Cimorene, who would rather run off with dragons than marry a nice sixth grade Academic prince, is the kind of heroine you want to high-five. A terrific inversion of the classic princess story — with bonus dragons.
I chose this for my spring book club pick for our hybrid high school because I think it's such a great example of plotting and creating atmosphere. Ten strangers are invited to a mysterious island, where they discover they have a deadly secret in common.
Suzanne says: "I love the beginning: there’s a modern-day town on the edge of a forest and everything is perfectly normal, except for the unbreakable glass casket in the forest where a horned prince has slept for decades. And a changeling attends high school with our protagonists and every year a couple of tourists get eaten, but yeah, other than that everything’s perfectly normal."
From Booklist: "Tommy and his friends think that Dwight is a weirdo who’s “always talking about robots or spiders or something.” In true Dwight fashion, he shows up at school one day brandishing a little origami Yoda finger puppet. The really weird thing is that it doles out very un-Dwight-like bits of wisdom, and the mystery is whether the Yoda is just Dwight talking in a funny voice or if it actually has mystical powers." Hand this to your 4th to 6th grader who loves the Wimpy Kid series.
A great readaloud for U.S. pioneer history, this book touches on the other-ness of the prairie landscape, the loneliness of homesteading, and the importance of family in building the West. When a Maine woman answers an ad to be a second wife and stepmother to a family in the West, everyone involved finds unexpected happiness.

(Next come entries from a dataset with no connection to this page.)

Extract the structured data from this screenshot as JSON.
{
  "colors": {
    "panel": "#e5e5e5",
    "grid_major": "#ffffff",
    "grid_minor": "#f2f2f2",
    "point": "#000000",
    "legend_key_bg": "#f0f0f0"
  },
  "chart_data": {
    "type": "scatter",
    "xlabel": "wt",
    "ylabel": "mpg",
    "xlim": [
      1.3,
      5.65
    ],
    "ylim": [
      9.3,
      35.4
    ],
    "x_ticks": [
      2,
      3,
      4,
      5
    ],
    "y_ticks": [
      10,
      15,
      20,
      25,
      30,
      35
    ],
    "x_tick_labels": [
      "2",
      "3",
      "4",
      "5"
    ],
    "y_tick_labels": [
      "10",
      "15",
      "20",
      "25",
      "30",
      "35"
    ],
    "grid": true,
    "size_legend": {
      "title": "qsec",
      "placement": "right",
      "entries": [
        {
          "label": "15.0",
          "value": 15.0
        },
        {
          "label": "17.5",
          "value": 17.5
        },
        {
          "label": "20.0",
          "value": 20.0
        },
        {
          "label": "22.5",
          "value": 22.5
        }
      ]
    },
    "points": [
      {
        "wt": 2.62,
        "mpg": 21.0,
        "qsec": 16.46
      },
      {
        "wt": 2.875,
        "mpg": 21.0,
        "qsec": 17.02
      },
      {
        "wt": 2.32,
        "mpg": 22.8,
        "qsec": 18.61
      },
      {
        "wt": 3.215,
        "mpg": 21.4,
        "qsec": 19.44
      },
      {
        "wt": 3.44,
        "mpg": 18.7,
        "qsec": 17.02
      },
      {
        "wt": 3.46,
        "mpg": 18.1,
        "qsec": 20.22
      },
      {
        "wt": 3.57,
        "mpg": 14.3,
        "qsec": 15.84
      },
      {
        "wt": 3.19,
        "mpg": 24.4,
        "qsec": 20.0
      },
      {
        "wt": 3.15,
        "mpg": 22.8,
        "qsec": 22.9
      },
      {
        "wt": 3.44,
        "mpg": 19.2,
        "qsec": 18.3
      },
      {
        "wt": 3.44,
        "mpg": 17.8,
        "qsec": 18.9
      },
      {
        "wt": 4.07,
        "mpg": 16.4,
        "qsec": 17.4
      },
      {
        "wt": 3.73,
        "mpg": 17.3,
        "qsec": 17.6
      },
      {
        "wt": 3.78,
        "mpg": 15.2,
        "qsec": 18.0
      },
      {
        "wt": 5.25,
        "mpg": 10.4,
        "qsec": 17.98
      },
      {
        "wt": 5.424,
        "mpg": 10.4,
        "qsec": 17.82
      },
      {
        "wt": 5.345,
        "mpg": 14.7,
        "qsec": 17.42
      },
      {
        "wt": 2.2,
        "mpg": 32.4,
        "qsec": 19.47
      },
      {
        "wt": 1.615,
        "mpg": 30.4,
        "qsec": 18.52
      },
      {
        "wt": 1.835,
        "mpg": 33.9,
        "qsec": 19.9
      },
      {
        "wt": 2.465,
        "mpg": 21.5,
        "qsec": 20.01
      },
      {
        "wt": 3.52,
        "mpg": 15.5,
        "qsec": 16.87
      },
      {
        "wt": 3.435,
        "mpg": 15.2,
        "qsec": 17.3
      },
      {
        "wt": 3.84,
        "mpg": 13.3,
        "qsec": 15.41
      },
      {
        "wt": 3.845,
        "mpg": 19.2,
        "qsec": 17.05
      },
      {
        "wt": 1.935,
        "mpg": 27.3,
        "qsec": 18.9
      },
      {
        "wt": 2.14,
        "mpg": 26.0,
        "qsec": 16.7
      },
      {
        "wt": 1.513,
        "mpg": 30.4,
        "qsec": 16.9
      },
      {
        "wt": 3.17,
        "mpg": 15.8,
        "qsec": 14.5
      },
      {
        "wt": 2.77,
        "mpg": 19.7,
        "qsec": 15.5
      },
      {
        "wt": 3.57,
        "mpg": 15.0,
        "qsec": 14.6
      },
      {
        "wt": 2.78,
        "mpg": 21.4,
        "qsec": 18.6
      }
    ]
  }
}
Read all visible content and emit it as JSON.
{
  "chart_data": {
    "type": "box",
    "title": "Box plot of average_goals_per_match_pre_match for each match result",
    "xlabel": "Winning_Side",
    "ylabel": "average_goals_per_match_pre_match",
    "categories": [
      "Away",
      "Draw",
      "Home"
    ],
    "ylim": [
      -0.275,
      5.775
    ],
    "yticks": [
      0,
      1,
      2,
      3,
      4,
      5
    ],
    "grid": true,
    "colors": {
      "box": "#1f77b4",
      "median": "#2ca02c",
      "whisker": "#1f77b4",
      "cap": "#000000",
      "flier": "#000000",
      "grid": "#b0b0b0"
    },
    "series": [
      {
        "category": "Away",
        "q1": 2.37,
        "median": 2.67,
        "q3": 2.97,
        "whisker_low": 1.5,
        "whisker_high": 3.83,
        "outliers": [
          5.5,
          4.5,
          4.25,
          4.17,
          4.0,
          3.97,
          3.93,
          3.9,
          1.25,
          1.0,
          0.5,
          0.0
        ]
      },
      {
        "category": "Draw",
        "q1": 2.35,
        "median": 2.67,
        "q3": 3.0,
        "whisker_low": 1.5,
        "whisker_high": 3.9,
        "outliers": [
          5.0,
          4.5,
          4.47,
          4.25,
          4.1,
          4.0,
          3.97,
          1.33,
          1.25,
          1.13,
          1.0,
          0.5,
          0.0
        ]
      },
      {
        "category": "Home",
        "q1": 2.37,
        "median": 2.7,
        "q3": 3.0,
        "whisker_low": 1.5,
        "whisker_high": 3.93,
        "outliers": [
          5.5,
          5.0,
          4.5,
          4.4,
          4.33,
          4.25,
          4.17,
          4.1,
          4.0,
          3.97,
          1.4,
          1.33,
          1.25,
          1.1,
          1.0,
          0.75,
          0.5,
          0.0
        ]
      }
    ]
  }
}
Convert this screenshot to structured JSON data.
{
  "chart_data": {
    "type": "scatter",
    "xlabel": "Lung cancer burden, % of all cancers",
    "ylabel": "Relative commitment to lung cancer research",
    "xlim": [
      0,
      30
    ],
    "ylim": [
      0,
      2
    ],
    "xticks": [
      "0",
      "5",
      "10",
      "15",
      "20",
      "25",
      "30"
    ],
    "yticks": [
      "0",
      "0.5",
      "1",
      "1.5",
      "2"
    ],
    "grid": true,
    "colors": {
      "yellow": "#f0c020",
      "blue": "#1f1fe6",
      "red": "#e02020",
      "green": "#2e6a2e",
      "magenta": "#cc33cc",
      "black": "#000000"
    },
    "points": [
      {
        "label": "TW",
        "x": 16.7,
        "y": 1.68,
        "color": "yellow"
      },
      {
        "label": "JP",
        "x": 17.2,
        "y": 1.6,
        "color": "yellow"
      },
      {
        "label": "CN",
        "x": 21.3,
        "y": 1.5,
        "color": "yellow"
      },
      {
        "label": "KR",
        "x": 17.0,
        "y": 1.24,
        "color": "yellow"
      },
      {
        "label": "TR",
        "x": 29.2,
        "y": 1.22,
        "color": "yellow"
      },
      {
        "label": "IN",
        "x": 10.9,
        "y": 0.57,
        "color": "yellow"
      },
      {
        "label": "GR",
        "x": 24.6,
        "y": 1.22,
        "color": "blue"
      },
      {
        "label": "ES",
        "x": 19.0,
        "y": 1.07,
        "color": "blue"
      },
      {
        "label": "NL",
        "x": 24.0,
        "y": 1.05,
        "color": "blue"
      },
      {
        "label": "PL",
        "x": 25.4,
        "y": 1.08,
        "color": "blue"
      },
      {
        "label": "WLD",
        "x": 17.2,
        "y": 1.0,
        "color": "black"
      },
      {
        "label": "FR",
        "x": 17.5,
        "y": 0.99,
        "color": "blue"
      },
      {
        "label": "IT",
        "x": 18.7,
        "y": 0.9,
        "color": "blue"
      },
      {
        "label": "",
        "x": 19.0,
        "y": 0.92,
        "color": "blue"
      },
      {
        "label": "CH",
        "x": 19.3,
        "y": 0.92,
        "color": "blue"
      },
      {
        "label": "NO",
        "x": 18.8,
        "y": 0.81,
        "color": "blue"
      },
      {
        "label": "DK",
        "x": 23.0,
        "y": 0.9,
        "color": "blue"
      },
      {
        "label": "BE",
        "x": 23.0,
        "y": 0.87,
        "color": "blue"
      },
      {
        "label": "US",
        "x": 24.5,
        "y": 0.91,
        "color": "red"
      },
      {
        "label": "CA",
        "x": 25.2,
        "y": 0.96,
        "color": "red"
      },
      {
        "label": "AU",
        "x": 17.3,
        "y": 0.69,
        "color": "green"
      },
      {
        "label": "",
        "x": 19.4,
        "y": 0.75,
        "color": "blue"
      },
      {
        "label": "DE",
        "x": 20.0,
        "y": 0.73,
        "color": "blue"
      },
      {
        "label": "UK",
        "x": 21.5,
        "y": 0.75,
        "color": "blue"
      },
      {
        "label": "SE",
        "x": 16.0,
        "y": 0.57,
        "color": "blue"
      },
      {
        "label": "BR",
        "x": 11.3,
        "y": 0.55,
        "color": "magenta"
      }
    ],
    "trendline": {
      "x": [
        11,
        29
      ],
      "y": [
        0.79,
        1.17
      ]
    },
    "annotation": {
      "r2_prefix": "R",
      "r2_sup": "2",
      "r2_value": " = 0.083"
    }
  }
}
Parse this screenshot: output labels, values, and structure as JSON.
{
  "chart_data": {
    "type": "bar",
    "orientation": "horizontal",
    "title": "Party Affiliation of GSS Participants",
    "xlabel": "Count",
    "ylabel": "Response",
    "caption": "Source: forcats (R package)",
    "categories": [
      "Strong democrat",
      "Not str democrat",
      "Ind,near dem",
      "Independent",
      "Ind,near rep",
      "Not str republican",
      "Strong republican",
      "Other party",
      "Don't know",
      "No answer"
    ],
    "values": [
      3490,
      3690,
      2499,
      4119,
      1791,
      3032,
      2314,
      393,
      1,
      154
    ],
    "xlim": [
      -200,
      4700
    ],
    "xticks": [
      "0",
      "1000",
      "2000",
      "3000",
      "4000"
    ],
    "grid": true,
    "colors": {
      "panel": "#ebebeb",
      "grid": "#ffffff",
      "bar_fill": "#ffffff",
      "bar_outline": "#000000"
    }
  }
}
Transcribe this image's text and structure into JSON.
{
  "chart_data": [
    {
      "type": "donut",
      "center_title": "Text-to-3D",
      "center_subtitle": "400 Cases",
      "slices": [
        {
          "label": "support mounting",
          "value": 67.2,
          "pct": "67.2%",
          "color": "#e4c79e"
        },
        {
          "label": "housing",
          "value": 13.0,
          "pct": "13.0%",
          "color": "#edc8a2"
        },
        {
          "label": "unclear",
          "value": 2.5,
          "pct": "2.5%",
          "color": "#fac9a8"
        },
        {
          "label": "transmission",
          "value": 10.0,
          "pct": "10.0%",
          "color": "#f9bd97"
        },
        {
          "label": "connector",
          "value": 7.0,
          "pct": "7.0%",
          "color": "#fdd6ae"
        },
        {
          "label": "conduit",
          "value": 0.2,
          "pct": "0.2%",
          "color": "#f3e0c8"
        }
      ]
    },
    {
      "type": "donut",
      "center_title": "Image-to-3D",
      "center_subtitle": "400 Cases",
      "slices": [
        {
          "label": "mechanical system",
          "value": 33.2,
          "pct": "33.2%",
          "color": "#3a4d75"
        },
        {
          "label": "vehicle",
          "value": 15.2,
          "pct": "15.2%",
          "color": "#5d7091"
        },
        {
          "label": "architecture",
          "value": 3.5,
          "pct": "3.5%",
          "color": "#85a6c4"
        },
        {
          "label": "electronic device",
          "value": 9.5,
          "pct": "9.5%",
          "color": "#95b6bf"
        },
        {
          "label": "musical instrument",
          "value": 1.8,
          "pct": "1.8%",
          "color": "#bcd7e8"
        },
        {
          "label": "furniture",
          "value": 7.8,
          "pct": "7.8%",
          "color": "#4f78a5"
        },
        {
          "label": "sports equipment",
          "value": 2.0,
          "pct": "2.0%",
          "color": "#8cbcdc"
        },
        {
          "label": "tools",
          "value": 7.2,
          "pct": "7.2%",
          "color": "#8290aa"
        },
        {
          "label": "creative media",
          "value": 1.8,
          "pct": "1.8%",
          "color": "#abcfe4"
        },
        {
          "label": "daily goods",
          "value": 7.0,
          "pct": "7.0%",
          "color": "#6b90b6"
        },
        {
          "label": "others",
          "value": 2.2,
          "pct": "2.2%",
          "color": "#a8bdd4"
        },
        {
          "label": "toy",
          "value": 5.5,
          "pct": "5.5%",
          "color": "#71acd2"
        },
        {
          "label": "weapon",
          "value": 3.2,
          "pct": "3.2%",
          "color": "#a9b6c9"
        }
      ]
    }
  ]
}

From our review: "Charmed Life is the first book in Diana Wynne Jones’ Chrestomanci series, and it’s a delightful introduction to the world of the Chrestomanci, where magic is so ubiquitous that it needs a sort of President-of-All-Things-Magical to keep it all in check... You don’t have to go out and buy every single book Diana Wynne Jones has ever written after reading this, but I bet you’ll want to.
From our essential graphic novels for middle grades reading list (summer 2017): "Siblings Emily and Navin must rescue their mother from a strange alternate world in this first book in the Amulet series."